Thursday, October 15, 2009

The Greatest Wild Card of All Time?

Via Benen, Arlen Specter is in serious trouble in the Democratic primary in Pennsylvania, with his lead over Joe Sestak down to four points (46/42) in the latest Rasmussen poll. Given that Specter enters with an enormous name recognition lead, I'd probably be inclined to put my money on the challenger in this one, although it's also true that PA Dems may not realize just how far Specter has zigged to the left since his big switch; he's voting like a mainstream Dem, not a marginal Dem. Obama is certainly popular among the PA Dem primary electorate, and he'll be doing plenty of education to drive home the best argument for Specter. Slight edge to Sestak at this point? OTOH, if anyone has great electoral survival skills, it's Arlen Specter.

At any rate, my real comment is that the showdown takes place in the spring. We know what happens if Specter wins the primary; he'll start floating back towards the middle.
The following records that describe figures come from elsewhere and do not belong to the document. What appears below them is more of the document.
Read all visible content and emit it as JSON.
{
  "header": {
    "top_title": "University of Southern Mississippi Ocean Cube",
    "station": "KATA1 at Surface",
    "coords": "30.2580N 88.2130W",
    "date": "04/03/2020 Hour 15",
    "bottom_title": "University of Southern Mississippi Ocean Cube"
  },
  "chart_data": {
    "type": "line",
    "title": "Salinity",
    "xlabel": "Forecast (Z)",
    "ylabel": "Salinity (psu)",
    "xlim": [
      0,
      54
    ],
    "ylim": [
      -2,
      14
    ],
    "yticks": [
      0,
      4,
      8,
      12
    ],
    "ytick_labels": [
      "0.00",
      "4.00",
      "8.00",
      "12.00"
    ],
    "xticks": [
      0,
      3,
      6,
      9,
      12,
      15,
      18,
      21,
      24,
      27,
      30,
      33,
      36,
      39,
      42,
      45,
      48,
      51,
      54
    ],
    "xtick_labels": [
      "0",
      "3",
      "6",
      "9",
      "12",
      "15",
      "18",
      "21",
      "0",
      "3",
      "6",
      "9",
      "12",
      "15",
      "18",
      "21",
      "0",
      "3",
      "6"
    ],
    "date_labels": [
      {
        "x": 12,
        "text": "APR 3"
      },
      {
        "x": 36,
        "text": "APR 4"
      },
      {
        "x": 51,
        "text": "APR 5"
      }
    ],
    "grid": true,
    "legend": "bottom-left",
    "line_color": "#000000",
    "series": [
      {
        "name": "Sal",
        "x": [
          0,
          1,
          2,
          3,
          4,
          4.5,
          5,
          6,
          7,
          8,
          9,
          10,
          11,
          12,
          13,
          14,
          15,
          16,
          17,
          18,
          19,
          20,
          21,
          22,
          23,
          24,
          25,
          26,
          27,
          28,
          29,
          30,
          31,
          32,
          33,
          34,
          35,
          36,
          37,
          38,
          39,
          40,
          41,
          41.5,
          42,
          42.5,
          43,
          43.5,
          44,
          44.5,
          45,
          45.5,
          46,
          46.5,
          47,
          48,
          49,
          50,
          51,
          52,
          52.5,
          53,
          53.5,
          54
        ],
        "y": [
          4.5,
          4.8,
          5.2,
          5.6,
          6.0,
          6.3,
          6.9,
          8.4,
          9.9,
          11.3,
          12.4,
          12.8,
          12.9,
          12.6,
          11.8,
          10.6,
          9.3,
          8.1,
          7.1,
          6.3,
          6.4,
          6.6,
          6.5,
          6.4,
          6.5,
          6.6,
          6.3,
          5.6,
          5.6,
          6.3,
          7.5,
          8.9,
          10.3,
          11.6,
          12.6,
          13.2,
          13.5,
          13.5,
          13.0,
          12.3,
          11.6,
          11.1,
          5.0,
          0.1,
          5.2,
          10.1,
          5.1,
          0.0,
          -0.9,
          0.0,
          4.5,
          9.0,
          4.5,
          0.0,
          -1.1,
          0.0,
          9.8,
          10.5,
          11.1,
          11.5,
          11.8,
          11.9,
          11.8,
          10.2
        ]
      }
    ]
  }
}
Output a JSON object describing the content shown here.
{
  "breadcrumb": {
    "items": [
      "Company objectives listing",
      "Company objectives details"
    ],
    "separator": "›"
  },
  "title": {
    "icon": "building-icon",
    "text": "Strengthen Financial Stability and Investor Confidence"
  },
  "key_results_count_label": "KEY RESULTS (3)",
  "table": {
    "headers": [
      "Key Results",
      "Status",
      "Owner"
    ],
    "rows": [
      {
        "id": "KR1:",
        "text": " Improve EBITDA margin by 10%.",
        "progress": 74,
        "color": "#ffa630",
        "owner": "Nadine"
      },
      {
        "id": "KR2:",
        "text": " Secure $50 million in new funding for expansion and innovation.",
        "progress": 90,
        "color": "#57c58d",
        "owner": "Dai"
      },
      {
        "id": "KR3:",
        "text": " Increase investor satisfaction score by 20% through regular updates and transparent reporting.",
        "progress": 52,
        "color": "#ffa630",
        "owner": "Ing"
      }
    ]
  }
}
But what if Specter loses? With electoral incentives gone, but with several months remaining in office, how will he vote? Will we find out who the real Arlen Specter is? (Does he even know at this point?). Will he find an industry to hitch his star to, in order to find a post-public service career there, and vote accordingly? Sure, he'll be 70 by then, but he doesn't really seem the type to just plain retire. Should Obama whisk him out of the Senate and into an ambassadorship ASAP, allowing a more-reliable placeholder to be appointed (if that's the law in PA; I don't know)? Is there a way for Obama and the Dems to legally signal that they'll take care of him with a post-election job (there's always a cabinet slot available if you need one for such purposes)?

Generally, the voting patterns of Members of Congress is reasonably predictable, even if specific votes can be a tough call. But a lame duck Arlen Specter, should PA Dems produce one? Absolute, total, wild card.

1 comment:

  1. "Is there a way for Obama and the Dems to legally signal that they'll take care of him with a post-election job"?

    Of course there is. Invite him to the White House. Tell him how respected he is and how valuable he would be if he doesn't win election. Talk about various possibilities. Tell him the Democratic Party values experience and committment (hah, this is Arlen Specter we are talking to) and that you are sure something would come up in the unfortunate event he does not win re-election.

    Nothing illegal there, just friendly concern.